Scott Spark 700 Tuned plus im TestFoto: Marius Maasewerd

Dicke Plus-Reifen und geringes Gewicht stehen in der Regel auf Kriegsfuß. Umso neugieriger machte uns die Zusage von Scott, mit dem neuen Spark Plus an unserem Tuning-Test teilzunehmen.
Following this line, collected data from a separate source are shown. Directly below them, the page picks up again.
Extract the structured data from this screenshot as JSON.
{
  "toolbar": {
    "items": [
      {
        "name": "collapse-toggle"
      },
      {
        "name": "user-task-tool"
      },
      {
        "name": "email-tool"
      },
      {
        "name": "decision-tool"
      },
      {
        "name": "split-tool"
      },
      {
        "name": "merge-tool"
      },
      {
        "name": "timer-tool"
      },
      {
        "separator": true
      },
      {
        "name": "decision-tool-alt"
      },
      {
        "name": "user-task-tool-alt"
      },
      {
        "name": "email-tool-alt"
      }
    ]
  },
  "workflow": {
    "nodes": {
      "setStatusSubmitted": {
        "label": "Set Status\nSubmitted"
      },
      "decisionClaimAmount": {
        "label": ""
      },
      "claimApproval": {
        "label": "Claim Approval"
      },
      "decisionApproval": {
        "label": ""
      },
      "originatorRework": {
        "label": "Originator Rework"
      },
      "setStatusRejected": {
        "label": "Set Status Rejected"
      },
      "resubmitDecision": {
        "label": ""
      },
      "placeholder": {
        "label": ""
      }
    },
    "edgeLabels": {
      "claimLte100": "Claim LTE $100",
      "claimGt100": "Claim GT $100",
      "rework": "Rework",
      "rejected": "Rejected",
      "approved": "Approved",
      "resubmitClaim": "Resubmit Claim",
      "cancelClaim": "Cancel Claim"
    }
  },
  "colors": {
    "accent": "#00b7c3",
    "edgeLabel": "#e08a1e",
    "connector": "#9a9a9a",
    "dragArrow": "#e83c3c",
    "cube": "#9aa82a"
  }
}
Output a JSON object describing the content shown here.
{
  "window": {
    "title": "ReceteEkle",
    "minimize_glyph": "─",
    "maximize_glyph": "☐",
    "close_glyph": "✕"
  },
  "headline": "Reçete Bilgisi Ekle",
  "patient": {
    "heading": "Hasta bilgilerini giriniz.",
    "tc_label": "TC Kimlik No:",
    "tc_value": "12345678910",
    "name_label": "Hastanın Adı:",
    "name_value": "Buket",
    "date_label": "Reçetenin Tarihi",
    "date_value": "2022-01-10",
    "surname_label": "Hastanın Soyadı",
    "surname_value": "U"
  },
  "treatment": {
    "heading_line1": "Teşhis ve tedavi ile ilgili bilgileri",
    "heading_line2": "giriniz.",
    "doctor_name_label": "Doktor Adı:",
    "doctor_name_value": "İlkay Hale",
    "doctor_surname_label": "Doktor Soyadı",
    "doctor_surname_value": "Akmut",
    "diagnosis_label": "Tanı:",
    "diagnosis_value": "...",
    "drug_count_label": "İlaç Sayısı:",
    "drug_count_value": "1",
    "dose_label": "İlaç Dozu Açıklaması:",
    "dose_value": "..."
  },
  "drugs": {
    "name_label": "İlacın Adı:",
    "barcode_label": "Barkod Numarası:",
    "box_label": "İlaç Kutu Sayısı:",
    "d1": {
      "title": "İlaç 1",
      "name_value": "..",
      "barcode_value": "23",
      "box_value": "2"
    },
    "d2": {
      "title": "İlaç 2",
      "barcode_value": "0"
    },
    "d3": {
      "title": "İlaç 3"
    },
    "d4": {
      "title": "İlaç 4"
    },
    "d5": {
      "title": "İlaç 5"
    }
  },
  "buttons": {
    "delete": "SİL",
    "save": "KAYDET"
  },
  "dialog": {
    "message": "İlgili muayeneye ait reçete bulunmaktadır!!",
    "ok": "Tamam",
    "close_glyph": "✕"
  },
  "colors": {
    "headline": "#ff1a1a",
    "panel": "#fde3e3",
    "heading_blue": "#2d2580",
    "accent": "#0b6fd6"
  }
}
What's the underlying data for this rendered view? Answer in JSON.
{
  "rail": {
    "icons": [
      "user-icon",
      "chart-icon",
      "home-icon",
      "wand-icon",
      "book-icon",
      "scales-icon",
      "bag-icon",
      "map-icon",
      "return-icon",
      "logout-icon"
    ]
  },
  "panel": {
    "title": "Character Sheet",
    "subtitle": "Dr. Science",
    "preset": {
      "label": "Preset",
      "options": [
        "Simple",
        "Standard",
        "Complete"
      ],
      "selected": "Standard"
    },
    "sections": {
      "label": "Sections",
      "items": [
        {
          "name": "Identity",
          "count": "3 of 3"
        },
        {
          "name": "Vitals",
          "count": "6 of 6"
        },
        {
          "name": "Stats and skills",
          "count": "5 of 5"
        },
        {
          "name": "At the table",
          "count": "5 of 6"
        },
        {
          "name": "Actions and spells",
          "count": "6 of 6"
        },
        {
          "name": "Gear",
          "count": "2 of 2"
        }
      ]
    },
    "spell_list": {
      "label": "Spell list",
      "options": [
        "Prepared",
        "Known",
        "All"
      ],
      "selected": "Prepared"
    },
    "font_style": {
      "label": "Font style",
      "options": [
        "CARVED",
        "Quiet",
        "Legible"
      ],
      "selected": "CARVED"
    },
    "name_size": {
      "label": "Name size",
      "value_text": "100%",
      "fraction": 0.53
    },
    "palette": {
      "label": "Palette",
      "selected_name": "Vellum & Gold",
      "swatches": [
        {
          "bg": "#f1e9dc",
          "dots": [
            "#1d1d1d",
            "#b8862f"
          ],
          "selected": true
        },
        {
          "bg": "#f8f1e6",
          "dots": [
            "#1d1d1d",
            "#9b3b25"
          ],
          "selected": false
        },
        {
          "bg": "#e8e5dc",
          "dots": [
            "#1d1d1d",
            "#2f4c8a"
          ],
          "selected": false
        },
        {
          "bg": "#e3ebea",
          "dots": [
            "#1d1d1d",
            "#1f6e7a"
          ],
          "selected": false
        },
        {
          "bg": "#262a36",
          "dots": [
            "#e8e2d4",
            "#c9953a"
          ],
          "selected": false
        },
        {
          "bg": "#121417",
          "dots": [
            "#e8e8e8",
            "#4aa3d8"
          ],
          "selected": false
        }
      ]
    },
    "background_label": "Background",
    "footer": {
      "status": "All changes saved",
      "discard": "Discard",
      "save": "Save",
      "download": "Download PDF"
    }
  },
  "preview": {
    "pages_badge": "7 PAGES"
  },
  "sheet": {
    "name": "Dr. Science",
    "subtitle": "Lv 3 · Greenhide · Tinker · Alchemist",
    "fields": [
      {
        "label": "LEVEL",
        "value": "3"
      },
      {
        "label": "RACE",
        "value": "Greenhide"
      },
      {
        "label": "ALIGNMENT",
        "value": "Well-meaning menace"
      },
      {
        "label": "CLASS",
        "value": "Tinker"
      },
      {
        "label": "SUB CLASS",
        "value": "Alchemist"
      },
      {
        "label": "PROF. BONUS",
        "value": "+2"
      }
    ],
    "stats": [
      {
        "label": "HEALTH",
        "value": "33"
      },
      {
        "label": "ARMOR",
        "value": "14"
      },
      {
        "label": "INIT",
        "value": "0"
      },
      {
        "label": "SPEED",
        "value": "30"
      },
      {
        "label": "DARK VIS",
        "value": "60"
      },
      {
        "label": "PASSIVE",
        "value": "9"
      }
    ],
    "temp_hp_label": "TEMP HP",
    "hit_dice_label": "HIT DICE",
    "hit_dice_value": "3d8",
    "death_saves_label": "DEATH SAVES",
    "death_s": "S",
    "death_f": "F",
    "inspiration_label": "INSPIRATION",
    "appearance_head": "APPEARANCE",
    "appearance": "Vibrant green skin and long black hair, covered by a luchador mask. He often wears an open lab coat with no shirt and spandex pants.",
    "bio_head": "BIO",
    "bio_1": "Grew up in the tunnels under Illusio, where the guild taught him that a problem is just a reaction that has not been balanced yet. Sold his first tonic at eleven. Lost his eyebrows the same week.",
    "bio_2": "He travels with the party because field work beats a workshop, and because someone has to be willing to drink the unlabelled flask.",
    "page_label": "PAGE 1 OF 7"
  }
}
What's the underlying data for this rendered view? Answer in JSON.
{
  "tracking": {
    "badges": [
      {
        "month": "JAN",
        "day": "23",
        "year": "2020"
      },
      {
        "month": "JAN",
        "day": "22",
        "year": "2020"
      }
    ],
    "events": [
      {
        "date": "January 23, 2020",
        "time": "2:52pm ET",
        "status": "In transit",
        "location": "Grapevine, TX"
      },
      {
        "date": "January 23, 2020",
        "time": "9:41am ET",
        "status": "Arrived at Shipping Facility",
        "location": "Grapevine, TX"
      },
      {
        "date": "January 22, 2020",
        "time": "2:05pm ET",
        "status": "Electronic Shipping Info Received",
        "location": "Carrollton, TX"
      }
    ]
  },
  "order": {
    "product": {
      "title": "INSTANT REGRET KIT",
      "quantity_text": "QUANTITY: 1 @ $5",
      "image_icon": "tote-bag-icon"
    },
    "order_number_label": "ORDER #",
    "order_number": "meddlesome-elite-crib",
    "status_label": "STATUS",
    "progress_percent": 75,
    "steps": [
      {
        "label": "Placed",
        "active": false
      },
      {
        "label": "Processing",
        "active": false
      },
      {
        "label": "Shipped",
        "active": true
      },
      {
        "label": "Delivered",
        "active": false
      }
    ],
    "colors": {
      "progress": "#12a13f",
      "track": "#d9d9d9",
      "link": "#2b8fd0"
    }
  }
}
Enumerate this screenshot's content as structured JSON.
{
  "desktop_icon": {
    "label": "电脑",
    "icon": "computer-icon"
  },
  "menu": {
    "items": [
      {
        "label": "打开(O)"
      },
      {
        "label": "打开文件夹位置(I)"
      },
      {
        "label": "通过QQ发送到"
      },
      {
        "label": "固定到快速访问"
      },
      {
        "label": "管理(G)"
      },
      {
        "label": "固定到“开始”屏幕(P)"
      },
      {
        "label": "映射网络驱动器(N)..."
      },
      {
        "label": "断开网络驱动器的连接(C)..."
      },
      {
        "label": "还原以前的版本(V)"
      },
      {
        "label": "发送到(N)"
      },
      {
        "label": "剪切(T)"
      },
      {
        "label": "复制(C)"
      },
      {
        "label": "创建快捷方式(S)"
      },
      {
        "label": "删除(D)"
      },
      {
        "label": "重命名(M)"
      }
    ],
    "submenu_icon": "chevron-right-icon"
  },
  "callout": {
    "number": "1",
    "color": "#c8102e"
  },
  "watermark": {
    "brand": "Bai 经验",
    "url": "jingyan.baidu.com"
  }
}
Trotz 2,8 Zoll breiten Maxxis-Reifen bringt das Scott lediglich 100 Gramm mehr als das leichteste Bike im Test auf die Waage. Eine respektable Leistung, selbst im Highend-Bereich, wo Geld eine untergeordnete Rolle spielt. Doch wie ist das möglich? Herzstück des Sparks ist der inklusive Dämpfer nur 2166 Gramm leichte Rahmen, der obendrein auch die höchste Steifigkeit erzielt. Und die Laufräder? Trotz Alu-Felgen mit 35er-Maulweite liegen die Laufräder moderate 150 Gramm über dem Testdurchschnitt. In Sachen Trägheit laufen sie sogar, mit Ausnahme des leichten Specialized-29er-Satzes, allen übrigen 29er-Laufradsätzen den Rang ab. Die Warmmachrunde auf dem neu angelegten Pumptrack in Rabenberg bestätigt, wie gut das Spark am Gas hängt. Also abbiegen in den Stone-Garden-Trail gegenüber im Wald. Mit nur 0,9 bar vorne und 1,1 bar hinten bieten die Reifen eine extra Portion Komfort und verlängern so das Fahrwerk mit eher knappem Federweg. Im künstlich angelegten Steinfeld heißt es, Linie anvisieren und draufhalten. Das Spark verliert nur wenig Speed und fluppert durch den niedrigen Reifendruck schnell, wenn auch etwas undefinierter durch die Rumpelpassage. Auch in den Schotteranliegern und beim Bremsen überrascht das Scott mit sehr viel Grip und Sicherheit. Für kurze Sprint-Einlagen oder längere Anstiege hat man per Twinloc-Hebel am Lenker immer die richtige Antwort parat. Zusammen mit dem durchweg gelungenen Handling streicht Scott den Sieg nach Punkten ein. Einziges Manko: das zu tiefe Tretlager.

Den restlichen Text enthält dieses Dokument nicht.